Here’s a list of some of what went awry with Shell’s opening season:
- Their drill ship Noble Discoverer—seriously, that’s its name—sailed late from New Zealand. Remember Xena the Princess Warrior, aka Lucy Lawless, occupied the ship briefly in protest in February?
- The late start ate into a season already shortened by the US Bureau of Ocean Management.
- En route to the Chukchi Sea, Noble Discoverer ignobly dragged anchor in the port of Dutch Harbor in the Aleutian Islands under only 35mph of wind… a morning breeze in the Arctic.
- Drilling was delayed again because Shell’s primary safety vessel, the oil spill containment barge Arctic Challenger, wasn’t still being built in the shipyards in Bellingham, WA.
- Shell failed to meet some limits on air pollution emissions for its operations set by the EPA.
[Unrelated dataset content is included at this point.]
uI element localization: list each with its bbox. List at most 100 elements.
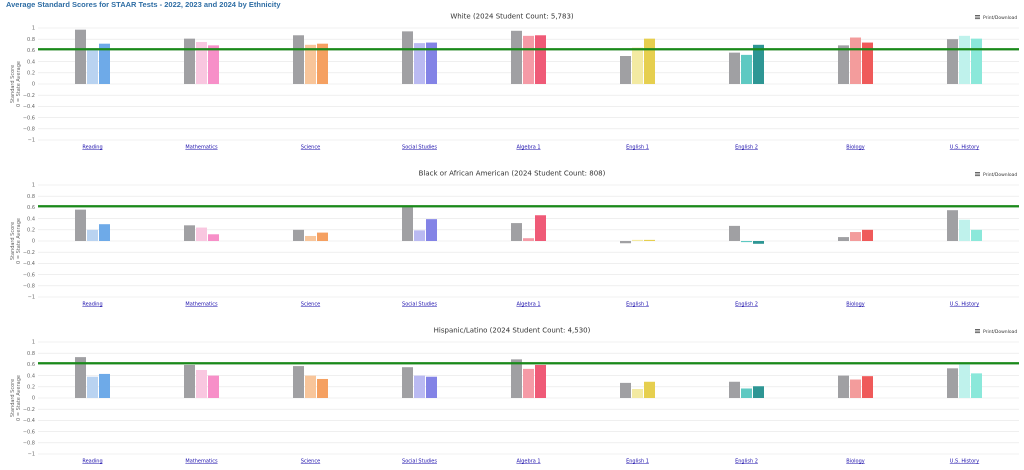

- Test drilling (nowhere near a real oil field, because Arctic Challenger wasn’t there) finally began on 9 September, nearly two months later than scheduled. “This is an exciting time for Alaska and for Shell,” said Royal Dutch Shell on its website. “We look forward to continued drilling progress throughout the next several weeks and to adding another chapter to Alaska’s esteemed oil and gas history.”
- Noble Discoverer got in 300+ feet of a thin pilot hole—the first drilling offshore in the Alaska Arctic in two decades—before it was halted the next day when a massive iceberg 30 miles long by 12 miles wide came within 105 miles of the drill rig.
- Also, damagingly, documents obtained by PEER (Public Employees for Environmental Responsibility) under a Freedom of Information Act request showed that original field-testing of the “capping stack”—a containment dome designed to contain a Deepwater Horizon type blowout—deployed on Arctic Challenger took place over a mere two hours on 25 and 26 June and was not verified by anyone other than two officials from the Bureau of Safety and Environmental Enforcement. “The first test merely showed that Shell could dangle its cap in 200ft of water without dropping it,” said Kathryn Douglass, a Peer staff lawyer, via The Guardian. “The second test showed the capping system could hold up under laboratory conditions for up to 15 minutes without crumbling.
- Finally that same “capping stack” was damaged during final testing off Bellingham, Washington, benching it for the remainder of the season… and ending Shell’s miserable Noble Discoverer season.
Peter Slaiby, a VP of Shell Alaska, claimed: “The [Arctic] sea conditions in terms of the wind, waves and currents are not even as extreme as the North Sea, although, clearly, there is no ice in the North Sea.” Sounds like the prelude to dangerous hubris.